Thursday, October 11, 2007

The Court Report
By Richard Blassberg

Bronx Brothers Convicted On Federal Murder And Narcotics Charges
United States Attorney
Southern District of New York


MICHAEL J. GARCIA, the United States Attorney for the Southern District of New York, announced that PEDRO GONZALEZ, a/k/a “Pete,” and his brother DAVID GONZALEZ were found guilty yesterday of narcotics trafficking and murder, following a three week jury trial before United States District Judge LORETTA A. PRESKA and a jury in Manhattan federal court. PEDRO GONZALEZ, 39, and DAVID GONZALEZ, 33,
were each convicted of conspiracy to distribute cocaine, crack cocaine, and marijuana, and PEDRO GONZALEZ was also convicted of distributing heroin.

Additionally, DAVID GONZALEZ was convicted of participating in the murder of EUGENE SOTO, who was shot to death on September 14, 1996, on Valentine Avenue in the Bronx, in connection with PEDRO GONZALEZ’s drug business. Each count of conviction carries a maximum sentence of life imprisonment. The defendants, whose drug profits were invested in real estate and other assets, also face asset forfeiture penalties.
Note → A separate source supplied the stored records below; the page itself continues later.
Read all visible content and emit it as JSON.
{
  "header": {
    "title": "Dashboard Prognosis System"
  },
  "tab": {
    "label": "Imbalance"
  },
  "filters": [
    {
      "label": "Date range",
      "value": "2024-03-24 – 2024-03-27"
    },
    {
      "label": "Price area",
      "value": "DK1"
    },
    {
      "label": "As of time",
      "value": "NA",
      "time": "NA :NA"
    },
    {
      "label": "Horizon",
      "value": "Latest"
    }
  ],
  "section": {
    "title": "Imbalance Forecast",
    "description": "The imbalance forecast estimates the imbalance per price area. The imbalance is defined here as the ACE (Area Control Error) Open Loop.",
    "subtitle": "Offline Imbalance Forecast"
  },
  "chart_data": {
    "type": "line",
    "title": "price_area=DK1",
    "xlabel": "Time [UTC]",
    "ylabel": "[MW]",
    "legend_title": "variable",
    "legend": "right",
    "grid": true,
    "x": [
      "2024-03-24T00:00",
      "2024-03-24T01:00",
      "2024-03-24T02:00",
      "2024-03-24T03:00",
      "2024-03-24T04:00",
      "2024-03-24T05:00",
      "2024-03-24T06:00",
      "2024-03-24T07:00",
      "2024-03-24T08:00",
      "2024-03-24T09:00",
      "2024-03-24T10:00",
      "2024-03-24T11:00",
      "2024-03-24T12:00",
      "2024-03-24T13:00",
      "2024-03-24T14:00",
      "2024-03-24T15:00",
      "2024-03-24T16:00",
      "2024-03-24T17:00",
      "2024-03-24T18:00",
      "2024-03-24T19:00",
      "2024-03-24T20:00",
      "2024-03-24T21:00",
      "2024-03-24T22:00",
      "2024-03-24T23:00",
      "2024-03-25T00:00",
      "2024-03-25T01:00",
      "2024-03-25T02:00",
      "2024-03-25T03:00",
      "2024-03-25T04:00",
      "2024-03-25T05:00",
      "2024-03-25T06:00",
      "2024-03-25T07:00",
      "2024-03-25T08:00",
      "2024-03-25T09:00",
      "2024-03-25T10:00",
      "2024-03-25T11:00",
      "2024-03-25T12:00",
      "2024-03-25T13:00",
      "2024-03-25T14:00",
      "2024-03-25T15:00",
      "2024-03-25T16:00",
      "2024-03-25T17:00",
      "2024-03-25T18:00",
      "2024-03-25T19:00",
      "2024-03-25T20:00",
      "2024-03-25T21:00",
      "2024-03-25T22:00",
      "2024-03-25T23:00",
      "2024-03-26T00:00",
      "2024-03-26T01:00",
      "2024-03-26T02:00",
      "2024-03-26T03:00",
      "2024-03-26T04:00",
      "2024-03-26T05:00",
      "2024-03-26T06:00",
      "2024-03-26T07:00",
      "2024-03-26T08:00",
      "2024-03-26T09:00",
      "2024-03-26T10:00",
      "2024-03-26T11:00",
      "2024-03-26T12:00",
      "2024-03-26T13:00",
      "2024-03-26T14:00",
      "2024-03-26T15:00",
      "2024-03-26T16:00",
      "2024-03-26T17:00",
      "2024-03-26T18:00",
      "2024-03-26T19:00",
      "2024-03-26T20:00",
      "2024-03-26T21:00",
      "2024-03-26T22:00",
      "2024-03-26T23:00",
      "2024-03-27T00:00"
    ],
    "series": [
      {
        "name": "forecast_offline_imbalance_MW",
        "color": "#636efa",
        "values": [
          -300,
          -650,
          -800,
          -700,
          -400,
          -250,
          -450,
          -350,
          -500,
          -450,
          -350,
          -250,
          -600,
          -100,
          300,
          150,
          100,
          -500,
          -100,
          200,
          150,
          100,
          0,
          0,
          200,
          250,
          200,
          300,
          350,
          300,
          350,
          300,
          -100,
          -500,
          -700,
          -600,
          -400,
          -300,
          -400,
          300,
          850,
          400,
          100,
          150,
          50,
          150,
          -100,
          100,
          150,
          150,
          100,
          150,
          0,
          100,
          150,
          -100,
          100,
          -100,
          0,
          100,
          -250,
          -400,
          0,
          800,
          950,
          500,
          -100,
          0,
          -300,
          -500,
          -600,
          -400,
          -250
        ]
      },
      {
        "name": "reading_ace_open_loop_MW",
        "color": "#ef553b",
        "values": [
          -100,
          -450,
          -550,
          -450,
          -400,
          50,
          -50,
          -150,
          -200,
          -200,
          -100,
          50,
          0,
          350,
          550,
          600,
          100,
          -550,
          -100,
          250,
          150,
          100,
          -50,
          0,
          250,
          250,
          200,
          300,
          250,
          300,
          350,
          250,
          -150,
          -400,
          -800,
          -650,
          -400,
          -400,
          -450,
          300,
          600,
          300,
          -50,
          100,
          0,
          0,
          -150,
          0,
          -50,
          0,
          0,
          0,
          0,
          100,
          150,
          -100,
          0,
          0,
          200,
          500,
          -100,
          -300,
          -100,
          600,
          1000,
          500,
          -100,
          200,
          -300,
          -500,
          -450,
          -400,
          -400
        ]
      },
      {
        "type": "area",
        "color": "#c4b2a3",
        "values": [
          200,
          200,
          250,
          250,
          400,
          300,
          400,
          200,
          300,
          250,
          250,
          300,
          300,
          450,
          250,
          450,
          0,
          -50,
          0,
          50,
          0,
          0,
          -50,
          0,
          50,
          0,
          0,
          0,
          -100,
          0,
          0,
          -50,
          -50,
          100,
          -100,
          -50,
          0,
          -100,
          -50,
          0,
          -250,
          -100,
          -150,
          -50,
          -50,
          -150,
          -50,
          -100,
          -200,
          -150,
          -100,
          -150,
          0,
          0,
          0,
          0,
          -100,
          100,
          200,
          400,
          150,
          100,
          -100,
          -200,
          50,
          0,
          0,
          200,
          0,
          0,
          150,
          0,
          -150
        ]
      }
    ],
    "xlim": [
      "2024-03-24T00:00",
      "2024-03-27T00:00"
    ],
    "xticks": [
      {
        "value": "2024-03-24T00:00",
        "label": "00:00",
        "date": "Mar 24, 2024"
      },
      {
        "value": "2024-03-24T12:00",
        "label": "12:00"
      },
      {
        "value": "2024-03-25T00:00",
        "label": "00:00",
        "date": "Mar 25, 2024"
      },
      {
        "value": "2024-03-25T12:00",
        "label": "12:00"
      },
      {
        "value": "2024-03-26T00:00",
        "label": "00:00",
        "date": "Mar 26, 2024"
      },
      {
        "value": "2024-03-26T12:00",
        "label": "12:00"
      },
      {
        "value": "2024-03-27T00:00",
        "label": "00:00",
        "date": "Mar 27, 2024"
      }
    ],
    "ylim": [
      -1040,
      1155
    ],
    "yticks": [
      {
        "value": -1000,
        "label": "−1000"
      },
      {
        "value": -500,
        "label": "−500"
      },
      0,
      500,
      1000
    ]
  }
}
According to the evidence at trial: PEDRO GONZALEZ at first operated a street-level narcotics organization
which sold crack cocaine and marijuana at East 196th Street and Creston Avenue in the Bronx, New York. During the course of the conspiracy, from 1991 through 2003, PEDRO GONZALEZ built up the drug business
to the point where he and co-conspirators were selling kilogram-quantities of heroin and cocaine throughout the New York City area. Additionally, PEDRO GONZALEZ possessed several weapons, including semiautomatic
guns, silencers, and a hand grenade.

On September 14, 1996, following an altercation the previous day with PEDRO GONZALEZ, SOTO encountered DAVID GONZALEZ on a Bronx street, whereupon DAVID GONZALEZ returned to a stash apartment for the brothers’ drug organization and retrieved a firearm. DAVID GONZALEZ then led a chase of SOTO through the streets. SOTO was trapped in the vestibule of a building on Valentine Avenue, then stabbed repeatedly in the head and neck by an associate of the GONZALEZES (“CC-1”). SOTO was then shot in the head and killed, using DAVID GONZALEZ’s gun, by another GONZALEZ associate (“CC-2”). There were no eyewitnesses able to identify the killers, and the murder went unprosecuted until six years later. CC-1 and CC-2 both pleaded guilty in Manhattan federal court for their roles in the murder, and agreed to cooperate with the Government. DAVID GONZALEZ was then charged.

Mr. GARCIA praised the investigative efforts of the Bureau of Alcohol, Tobacco, Firearms, and Explosives; the Drug Enforcement Administration; and the United States Internal Revenue Service.

Assistant United States Attorneys HARRY A. CHERNOFF and STEVE C. LEE are in charge of the prosecution.

Analysis:

The case of brothers Pedro and David Gonzalez, of the Bronx is appropriate and worthy of review in a newspaper whose focus is essentially Westchester County because the nature and the magnitude of their criminal
enterprises over many years in an adjacent county was such as to certainly impact innumerable individuals and families in Westchester.

Starting out with a street-level operation, the brothers’ enterprise quickly grew as demand from their surroundings, including Westchester, funneled enormous amounts of cash to them from “sophisticated” recreational users, and not-so-fashionable, addicted consumers.

Like any knowledgeable business operators, the brothers invested their ill-gotten profits in real estate and other hard assets. And, like other growing businesses, they did their best to eliminate competition, and interference;
in at least one known instance, violently. The details shared by the United States Attorney’s Office regarding the investigation, prosecution, and conviction, of not only David Gonzalez, but also two cooperating convicted accomplices, in the ultra-violent murder of Eugene Soto in the Fordham section of the Bronx some eleven years ago, is most revealing.

It is important for those who support such criminal entrepreneurs as the Gonzalez brothers with street corner purchases of cocaine, crack, and heroin, in places like Washington Heights, Fordham Road, Spanish Harlem, and places too numerous to mention, in their misguided efforts to liven up their weekend party-going, to realize what savagery, destruction, and grief they are financing. It is equally important that such ‘slick consumers’ recognize the medical and legal risks they are exposing themselves, and their loved ones, to.